Islamabad, Pakistan – Pakistan’s chief justice, citing an intelligence report, says former Prime Minister Imran Khan’s life is in danger for fear of another assassination attempt.
Aamer Farooq, chief justice of the Islamabad High Court, said this on Friday while hearing a petition filed by a trade union regarding the closure of roads in the capital for political protests.
Earlier this month, Khan, 70, was shot in the leg by an assailant in the city of Wazirabad while on a “long journey” to Islamabad to demand snap elections.
A supporter of Khan’s Pakistan Tehreek-e-Insaf (PTI) was killed and more than a dozen others injured in the attack, forcing the party to call off its march.
The politician-turned-politician accused Prime Minister Shehbaz Sharif, Interior Minister Rana Sanaullah and army chief General Faisal Naseer of masterminding the attack.
Khan did not testify in his case which was rejected by the government and the military. The suspect was arrested and is being questioned by police.

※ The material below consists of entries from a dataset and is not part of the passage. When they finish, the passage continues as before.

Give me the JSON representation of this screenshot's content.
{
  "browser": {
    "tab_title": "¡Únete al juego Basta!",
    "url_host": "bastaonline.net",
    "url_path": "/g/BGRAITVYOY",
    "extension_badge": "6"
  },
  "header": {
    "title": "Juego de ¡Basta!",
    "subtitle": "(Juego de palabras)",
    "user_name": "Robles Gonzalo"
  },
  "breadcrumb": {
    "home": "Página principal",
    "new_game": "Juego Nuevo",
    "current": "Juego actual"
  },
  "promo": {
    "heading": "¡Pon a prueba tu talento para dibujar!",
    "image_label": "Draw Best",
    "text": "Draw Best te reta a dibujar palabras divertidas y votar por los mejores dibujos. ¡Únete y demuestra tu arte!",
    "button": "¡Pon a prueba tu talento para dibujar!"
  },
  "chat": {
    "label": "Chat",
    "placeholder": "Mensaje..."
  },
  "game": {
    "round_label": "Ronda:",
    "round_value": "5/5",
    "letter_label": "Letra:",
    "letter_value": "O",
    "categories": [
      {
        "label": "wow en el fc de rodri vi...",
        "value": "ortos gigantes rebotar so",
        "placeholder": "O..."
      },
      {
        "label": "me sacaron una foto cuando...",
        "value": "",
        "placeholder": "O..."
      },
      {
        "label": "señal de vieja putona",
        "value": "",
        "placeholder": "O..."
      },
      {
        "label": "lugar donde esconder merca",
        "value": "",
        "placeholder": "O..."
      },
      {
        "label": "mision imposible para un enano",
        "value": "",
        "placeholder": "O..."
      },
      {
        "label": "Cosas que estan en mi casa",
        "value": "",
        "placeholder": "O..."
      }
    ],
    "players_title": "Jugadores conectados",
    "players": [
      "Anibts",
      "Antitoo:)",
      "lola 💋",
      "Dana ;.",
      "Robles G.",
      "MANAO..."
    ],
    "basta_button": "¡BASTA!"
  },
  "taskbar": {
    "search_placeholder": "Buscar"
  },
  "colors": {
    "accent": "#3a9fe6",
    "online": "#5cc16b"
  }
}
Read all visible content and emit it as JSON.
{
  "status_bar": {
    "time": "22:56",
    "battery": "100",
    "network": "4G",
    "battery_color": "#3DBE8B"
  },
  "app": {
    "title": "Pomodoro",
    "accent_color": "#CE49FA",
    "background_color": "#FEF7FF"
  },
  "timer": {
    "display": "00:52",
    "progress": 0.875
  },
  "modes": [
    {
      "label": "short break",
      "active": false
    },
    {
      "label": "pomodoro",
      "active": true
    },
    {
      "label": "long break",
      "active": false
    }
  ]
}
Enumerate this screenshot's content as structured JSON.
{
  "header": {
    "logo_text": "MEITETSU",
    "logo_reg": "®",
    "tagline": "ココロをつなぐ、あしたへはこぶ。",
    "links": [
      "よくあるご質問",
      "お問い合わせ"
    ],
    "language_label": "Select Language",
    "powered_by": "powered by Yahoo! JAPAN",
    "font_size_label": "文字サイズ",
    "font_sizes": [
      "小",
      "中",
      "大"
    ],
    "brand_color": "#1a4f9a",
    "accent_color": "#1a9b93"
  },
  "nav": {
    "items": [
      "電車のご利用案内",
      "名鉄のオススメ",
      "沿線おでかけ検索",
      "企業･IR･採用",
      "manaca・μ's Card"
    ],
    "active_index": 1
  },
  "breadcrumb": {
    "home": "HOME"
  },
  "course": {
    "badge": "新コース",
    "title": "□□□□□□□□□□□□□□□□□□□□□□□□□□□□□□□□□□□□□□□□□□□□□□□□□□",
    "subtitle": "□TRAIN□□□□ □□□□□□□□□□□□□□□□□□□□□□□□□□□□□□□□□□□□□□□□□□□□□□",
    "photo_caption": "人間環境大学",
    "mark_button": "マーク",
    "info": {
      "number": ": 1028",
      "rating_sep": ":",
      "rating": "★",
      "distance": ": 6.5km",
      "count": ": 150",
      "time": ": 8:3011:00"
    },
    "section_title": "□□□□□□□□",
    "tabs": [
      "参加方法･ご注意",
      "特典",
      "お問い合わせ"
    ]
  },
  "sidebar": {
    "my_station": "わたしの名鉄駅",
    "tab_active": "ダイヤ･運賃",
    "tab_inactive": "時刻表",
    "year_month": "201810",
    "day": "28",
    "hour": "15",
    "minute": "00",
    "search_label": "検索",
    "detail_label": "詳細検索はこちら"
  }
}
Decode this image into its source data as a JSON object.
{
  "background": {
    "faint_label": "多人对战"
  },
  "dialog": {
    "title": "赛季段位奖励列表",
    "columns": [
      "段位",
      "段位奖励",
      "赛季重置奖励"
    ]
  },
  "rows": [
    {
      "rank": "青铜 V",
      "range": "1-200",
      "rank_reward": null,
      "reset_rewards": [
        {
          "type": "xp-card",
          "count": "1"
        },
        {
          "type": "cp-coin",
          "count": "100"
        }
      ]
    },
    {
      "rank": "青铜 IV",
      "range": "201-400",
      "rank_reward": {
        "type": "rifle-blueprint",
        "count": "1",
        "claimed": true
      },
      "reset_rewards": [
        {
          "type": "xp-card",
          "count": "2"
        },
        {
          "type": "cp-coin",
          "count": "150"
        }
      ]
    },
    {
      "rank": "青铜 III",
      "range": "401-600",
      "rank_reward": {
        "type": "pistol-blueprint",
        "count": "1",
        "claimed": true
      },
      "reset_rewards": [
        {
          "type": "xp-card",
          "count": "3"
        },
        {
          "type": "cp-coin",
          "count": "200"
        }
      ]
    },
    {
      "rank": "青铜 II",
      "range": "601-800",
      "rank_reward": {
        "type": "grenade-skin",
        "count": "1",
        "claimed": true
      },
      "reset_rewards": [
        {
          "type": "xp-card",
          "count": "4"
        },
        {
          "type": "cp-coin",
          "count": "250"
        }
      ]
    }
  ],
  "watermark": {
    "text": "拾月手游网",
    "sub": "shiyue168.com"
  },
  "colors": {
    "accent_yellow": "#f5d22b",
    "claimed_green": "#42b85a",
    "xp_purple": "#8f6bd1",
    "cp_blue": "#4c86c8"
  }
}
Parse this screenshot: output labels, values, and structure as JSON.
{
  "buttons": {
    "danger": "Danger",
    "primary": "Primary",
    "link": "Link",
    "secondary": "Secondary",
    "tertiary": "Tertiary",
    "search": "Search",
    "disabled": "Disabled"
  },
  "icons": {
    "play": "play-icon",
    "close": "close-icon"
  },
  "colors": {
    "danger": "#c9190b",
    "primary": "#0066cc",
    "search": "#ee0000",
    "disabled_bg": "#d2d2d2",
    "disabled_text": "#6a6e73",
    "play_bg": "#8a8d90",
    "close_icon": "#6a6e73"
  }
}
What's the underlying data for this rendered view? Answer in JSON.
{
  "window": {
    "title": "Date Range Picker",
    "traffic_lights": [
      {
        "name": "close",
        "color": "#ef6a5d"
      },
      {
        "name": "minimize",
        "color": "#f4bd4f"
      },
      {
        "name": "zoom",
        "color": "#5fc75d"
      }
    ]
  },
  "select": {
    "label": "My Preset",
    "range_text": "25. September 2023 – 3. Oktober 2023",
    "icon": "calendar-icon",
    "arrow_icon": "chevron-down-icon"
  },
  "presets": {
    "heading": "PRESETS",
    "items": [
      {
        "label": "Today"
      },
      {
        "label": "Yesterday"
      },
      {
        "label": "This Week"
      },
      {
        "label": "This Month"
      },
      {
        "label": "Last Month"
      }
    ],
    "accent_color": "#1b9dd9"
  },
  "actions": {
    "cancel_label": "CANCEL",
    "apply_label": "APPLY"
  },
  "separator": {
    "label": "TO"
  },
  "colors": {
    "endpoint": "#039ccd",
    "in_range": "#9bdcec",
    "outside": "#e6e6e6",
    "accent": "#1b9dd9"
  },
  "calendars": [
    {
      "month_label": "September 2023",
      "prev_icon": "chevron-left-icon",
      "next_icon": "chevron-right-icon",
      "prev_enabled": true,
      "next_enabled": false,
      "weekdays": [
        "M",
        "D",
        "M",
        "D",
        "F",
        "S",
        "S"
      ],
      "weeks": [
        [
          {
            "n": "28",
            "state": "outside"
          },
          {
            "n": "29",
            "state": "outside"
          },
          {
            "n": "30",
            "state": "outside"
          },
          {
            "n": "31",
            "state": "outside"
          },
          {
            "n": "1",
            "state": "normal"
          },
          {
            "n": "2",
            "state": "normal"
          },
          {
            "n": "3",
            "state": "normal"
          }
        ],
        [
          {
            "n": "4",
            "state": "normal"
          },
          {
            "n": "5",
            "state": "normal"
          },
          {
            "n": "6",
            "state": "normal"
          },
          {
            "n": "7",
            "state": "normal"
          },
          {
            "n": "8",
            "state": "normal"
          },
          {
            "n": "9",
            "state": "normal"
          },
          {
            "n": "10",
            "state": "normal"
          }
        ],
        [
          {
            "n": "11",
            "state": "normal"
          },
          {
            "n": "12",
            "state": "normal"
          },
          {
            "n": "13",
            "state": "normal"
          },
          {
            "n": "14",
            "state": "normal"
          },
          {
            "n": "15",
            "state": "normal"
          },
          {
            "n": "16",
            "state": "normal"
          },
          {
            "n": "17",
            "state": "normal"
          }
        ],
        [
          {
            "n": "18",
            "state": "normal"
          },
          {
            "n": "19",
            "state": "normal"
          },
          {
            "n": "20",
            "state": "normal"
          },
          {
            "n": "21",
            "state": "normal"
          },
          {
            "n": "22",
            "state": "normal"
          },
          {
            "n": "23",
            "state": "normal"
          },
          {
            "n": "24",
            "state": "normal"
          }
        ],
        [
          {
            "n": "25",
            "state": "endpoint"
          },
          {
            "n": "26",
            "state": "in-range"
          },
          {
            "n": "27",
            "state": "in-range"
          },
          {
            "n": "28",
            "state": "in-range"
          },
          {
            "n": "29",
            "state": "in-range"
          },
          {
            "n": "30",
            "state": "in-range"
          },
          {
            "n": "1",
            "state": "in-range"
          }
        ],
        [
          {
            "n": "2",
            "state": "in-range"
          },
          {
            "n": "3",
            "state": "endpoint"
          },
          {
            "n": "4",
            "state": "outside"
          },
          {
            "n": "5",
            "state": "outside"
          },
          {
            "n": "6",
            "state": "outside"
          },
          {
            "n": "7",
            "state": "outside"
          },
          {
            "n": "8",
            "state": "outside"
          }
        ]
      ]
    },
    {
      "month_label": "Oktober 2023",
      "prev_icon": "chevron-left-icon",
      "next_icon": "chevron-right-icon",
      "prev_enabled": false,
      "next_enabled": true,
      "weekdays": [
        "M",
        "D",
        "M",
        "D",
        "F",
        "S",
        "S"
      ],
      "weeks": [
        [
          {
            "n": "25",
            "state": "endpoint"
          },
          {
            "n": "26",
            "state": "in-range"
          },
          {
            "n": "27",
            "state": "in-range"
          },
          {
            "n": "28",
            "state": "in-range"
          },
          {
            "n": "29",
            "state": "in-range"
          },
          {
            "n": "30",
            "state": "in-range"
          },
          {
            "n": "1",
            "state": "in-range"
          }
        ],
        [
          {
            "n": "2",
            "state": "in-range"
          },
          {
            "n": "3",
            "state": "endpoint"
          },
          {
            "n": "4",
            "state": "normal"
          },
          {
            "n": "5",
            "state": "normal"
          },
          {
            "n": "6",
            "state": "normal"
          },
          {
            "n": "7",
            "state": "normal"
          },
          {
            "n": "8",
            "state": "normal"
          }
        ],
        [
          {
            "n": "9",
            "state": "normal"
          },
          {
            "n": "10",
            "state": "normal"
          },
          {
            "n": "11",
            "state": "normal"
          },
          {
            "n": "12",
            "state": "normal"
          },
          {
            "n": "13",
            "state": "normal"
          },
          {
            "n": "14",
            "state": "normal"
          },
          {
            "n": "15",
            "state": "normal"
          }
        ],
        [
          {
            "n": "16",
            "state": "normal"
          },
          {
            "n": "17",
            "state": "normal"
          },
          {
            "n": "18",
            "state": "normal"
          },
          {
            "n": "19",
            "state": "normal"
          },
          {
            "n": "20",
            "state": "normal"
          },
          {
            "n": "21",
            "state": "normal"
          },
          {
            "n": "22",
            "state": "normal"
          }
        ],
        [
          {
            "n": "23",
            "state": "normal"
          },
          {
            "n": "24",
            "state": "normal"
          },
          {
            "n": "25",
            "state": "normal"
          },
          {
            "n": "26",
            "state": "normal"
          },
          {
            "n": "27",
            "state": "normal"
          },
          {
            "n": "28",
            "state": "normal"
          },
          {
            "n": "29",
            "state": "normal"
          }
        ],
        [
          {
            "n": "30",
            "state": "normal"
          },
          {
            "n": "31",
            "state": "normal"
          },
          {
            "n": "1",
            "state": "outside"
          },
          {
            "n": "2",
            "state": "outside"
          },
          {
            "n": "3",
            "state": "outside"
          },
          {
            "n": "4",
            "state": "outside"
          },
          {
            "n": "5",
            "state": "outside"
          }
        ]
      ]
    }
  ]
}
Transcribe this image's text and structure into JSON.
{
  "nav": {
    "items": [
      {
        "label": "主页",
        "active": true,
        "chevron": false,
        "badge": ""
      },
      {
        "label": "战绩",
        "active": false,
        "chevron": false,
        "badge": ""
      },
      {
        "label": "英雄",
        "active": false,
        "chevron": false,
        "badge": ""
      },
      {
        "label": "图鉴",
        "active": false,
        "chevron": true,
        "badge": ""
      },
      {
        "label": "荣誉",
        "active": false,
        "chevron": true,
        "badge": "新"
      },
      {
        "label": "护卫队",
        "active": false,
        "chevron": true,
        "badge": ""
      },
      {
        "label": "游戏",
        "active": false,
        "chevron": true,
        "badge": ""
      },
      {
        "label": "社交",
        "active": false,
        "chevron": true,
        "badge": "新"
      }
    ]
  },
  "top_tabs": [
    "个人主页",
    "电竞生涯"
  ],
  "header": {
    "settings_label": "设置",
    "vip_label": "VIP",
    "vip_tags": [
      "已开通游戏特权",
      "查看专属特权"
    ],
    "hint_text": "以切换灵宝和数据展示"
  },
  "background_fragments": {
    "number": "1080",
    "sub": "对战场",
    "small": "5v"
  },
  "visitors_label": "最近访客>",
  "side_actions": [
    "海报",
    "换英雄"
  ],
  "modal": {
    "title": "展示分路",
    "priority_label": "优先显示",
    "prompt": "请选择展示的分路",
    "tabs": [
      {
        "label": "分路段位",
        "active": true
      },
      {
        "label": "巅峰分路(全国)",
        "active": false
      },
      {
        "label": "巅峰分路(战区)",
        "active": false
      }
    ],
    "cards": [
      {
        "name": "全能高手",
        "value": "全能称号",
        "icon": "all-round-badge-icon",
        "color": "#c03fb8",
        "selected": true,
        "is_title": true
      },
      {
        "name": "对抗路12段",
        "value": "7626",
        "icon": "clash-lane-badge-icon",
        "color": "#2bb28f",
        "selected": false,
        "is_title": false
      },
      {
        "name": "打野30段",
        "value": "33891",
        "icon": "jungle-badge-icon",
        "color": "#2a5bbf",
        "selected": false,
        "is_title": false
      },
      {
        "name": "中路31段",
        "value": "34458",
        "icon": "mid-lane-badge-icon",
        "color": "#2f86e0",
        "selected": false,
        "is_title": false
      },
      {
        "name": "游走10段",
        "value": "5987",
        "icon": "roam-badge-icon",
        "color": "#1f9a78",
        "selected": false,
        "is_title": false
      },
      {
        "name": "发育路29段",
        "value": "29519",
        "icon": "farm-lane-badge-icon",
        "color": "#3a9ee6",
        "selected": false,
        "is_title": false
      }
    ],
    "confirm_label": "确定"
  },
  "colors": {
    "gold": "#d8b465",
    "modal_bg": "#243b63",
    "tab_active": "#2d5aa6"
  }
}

In the case on Friday, the police submitted to the court an intelligence report which said that Khan may attack another person when he re-enters Islamabad.
Justice Farooq also asked the PTI to file a fresh petition seeking permission to hold a rally in Islamabad. He has asked the police to ensure the safety of the people performing the ceremony when they arrive in the city.
Khan, who is recuperating from his wound at his home in Lahore, has been talking to fellow travelers via video “long journeys” to resume on November 10.
He is expected to rejoin the expedition when it reaches Rawalpindi later this week.
Since being ousted from office in April this year after losing confidence in parliament, Khan has been holding rallies across Pakistan to pressure the government to call early elections, possibly as early as next year.
The PTI chief said that his removal was an “extraordinary conspiracy” carried out by the United States in collaboration with his political and military opponents. Islamabad and Washington have repeatedly denied the allegations.
However, in a recent interview with Britain’s Financial Times, Khan made a U-turn, saying he was ready to drop the controversy.
“As far as I know, it’s over, it’s behind me. The Pakistan I want to lead should have good relations with everyone, especially the United States,” he said.